Ich habe keine Lust den Schlüssel  eine Stunde in der Hand zu halten, also stopfe ich Ihn zu dem MP3-Player ins Säckchen. Die Öffnung des Täschchens verschließe ich mit einer Sicherheitsnadel, und stopfe das ganze noch zur Sicherheit in meine Unterbuxe. Sicher ist sicher, ich habe keine Lust später im Forst mein Schlüssel zu suchen. Ungünstigerweise befindet sich die Tasche auf der Vorderseite der Hose, sodaß sich nun im Lendenbereich  eine ziemliche Beule abzeichnet. -Scheiß drauf-, ich versuche die vermeintliche Hasenpfote durch mein T-Shirt ein bisschen zu kaschieren.  Für weitere Modellierungsmaßnahmen habe ich allerdings keine Zeit, da bereits zur Startaufstellung gerufen wird.  Ich stelle mich in den 4:30 – 5:00 Block. Bei einer  Nettozeitnahme  besteht kein Grund zum Drängeln.

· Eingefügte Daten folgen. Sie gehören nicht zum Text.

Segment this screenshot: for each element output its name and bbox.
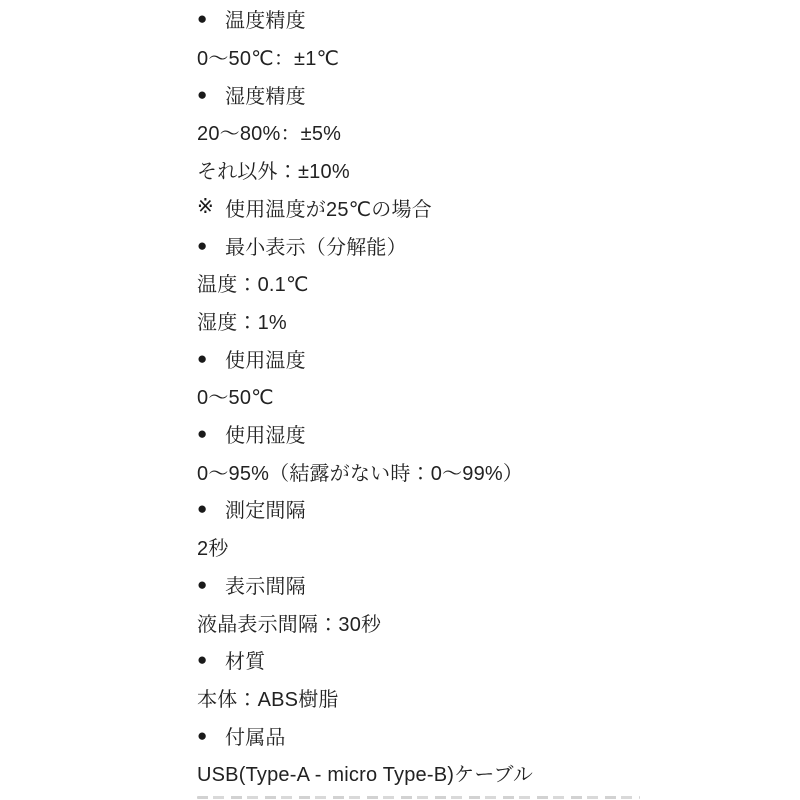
spec-line-text: 測定間隔 xyxy=(225,494,306,523)
bullet-icon: ● xyxy=(197,10,225,27)
spec-line-text: 使用温度 xyxy=(225,344,306,373)
spec-line-text: 0～50℃：±1℃ xyxy=(197,42,339,71)
spec-line-text: 本体：ABS樹脂 xyxy=(197,683,339,712)
spec-line-text: 0～50℃ xyxy=(197,381,274,410)
bullet-icon: ● xyxy=(197,350,225,367)
spec-line-plain: USB(Type-A - micro Type-B)ケーブル xyxy=(197,754,757,792)
bullet-icon: ● xyxy=(197,500,225,517)
spec-line-bullet: ● 温度精度 xyxy=(197,0,757,38)
bullet-icon: ● xyxy=(197,86,225,103)
spec-line-plain: 2秒 xyxy=(197,528,757,566)
bullet-icon: ● xyxy=(197,425,225,442)
spec-line-plain: 0～50℃ xyxy=(197,377,757,415)
bullet-icon: ● xyxy=(197,237,225,254)
spec-line-plain: 液晶表示間隔：30秒 xyxy=(197,603,757,641)
spec-line-plain: 0～50℃：±1℃ xyxy=(197,38,757,76)
spec-line-plain: それ以外：±10% xyxy=(197,151,757,189)
spec-line-plain: 20～80%：±5% xyxy=(197,113,757,151)
spec-line-text: 2秒 xyxy=(197,532,229,561)
bullet-icon: ● xyxy=(197,727,225,744)
spec-line-text: 最小表示（分解能） xyxy=(225,231,407,260)
spec-line-text: 使用湿度 xyxy=(225,419,306,448)
spec-line-bullet: ● 湿度精度 xyxy=(197,75,757,113)
spec-line-plain: 本体：ABS樹脂 xyxy=(197,679,757,717)
cutoff-text-sliver xyxy=(197,796,640,799)
spec-line-text: 表示間隔 xyxy=(225,570,306,599)
spec-line-text: 使用温度が25℃の場合 xyxy=(225,193,432,222)
spec-line-text: 温度：0.1℃ xyxy=(197,268,309,297)
spec-line-bullet: ● 使用温度 xyxy=(197,339,757,377)
spec-line-bullet: ● 付属品 xyxy=(197,716,757,754)
spec-line-plain: 0～95%（結露がない時：0～99%） xyxy=(197,452,757,490)
spec-line-text: 温度精度 xyxy=(225,4,306,33)
bullet-icon: ● xyxy=(197,576,225,593)
spec-line-text: USB(Type-A - micro Type-B)ケーブル xyxy=(197,758,533,787)
note-icon: ※ xyxy=(197,197,225,217)
spec-line-bullet: ● 使用湿度 xyxy=(197,415,757,453)
spec-line-bullet: ● 最小表示（分解能） xyxy=(197,226,757,264)
spec-line-text: 湿度精度 xyxy=(225,80,306,109)
spec-line-text: 湿度：1% xyxy=(197,306,287,335)
spec-line-plain: 湿度：1% xyxy=(197,302,757,340)
product-spec-section: ● 温度精度 0～50℃：±1℃ ● 湿度精度 20～80%：±5% それ以外：… xyxy=(197,0,757,792)
spec-line-text: 材質 xyxy=(225,645,265,674)
spec-line-text: 20～80%：±5% xyxy=(197,117,341,146)
spec-line-bullet: ● 測定間隔 xyxy=(197,490,757,528)
spec-line-text: 0～95%（結露がない時：0～99%） xyxy=(197,457,523,486)
spec-line-text: 付属品 xyxy=(225,721,286,750)
spec-line-text: それ以外：±10% xyxy=(197,155,350,184)
spec-line-bullet: ● 表示間隔 xyxy=(197,566,757,604)
bullet-icon: ● xyxy=(197,651,225,668)
spec-line-note: ※ 使用温度が25℃の場合 xyxy=(197,189,757,227)
spec-line-bullet: ● 材質 xyxy=(197,641,757,679)
spec-line-plain: 温度：0.1℃ xyxy=(197,264,757,302)
spec-line-text: 液晶表示間隔：30秒 xyxy=(197,608,381,637)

Der Startschuß fällt und ich lasse mich mit dem Feld mitziehen.  Die ersten drei km laufen ganz gut, bei  km 4 passiere ich die Verpflegungsstelle ohne etwas zu trinken. Einen 10er kann man locker ohne Boxenstopp laufen, trotzdem bekomme ich Seitenstechen, das habe ich sonst nur, wenn ich unterwegs was trinke. Ich drossle etwas die Geschwindigkeit und konzentriere mich auf die Atmung. Das Seitenstechen hält an, als weitere Maßnahme versuche ich das Seitenstechen zu  ignorieren. Bei km 6 zieht ein kleiner Junge an mir vorbei.  Hallo? Der ist ja noch keine  Zehn… Ich hänge mich an den Rennzwerg. Windschatten habe hier natürlich keinen.  Bei km 7 bricht mein Pacemakerchen etwas ein, und ich laufe weiter mein Tempo. Bei km 8 holt er mich wieder ein und kann sich sogar etwas absetzen. Warte Bürschchen, du kennst meine –timekiller-Rakete noch nicht.  Bei km 9 sind wir wieder gleich auf und wir laufen eine Zeit lang im gleichen Tempo.  Er grinst und ich keuche. Schließlich siegen dann doch die größeren Schritte und ich kann Ihm bis ins Ziel noch ca. 30 Sekunden abnehmen.  Im Zielbereich warte ich auf den Knirps und beglückwünsche Ihn zu seiner super Leistung und frage Ihn nach Name und Alter. Simon, 11 Jahre,  und damit, mit Abstand der jüngste im Feld, verdient  meinen allergrößten  Respekt. Weitere Läufer, die der kleine abgehängt hat, klopfen Ihm anerkennend auf die Schulter.

Ich hole mir bei der Zielverpflegung ein paar Getränke und etwas Obst und genieße die Atmosphäre. Da spricht mich ein Läufer an, den ich letzes Jahr beim Westparklauf kennen gelernt habe.  Es entwickelt sich ein Gespräch wie es nur unter Läufern stattfinden kann. Innerhalb kürzester Zeit lässt jeder sein läuferisches Jahr revue passieren und  macht den anderen auf schöne Läufe, Strecken und Erfahrungen aufmerksam.  Ich liebe solche Unterhaltungen…

Ach ja, was kam eigentlich bei meinem Lauf raus, mit 48:36 habe ich meine PB deutlich verpasst, aber das war  auch gar nicht angestrebt, ich bin erneut unter 50 Minuten gelaufen, und das ist nach dem turbulenten Vorgeschichte ganz ordentlich.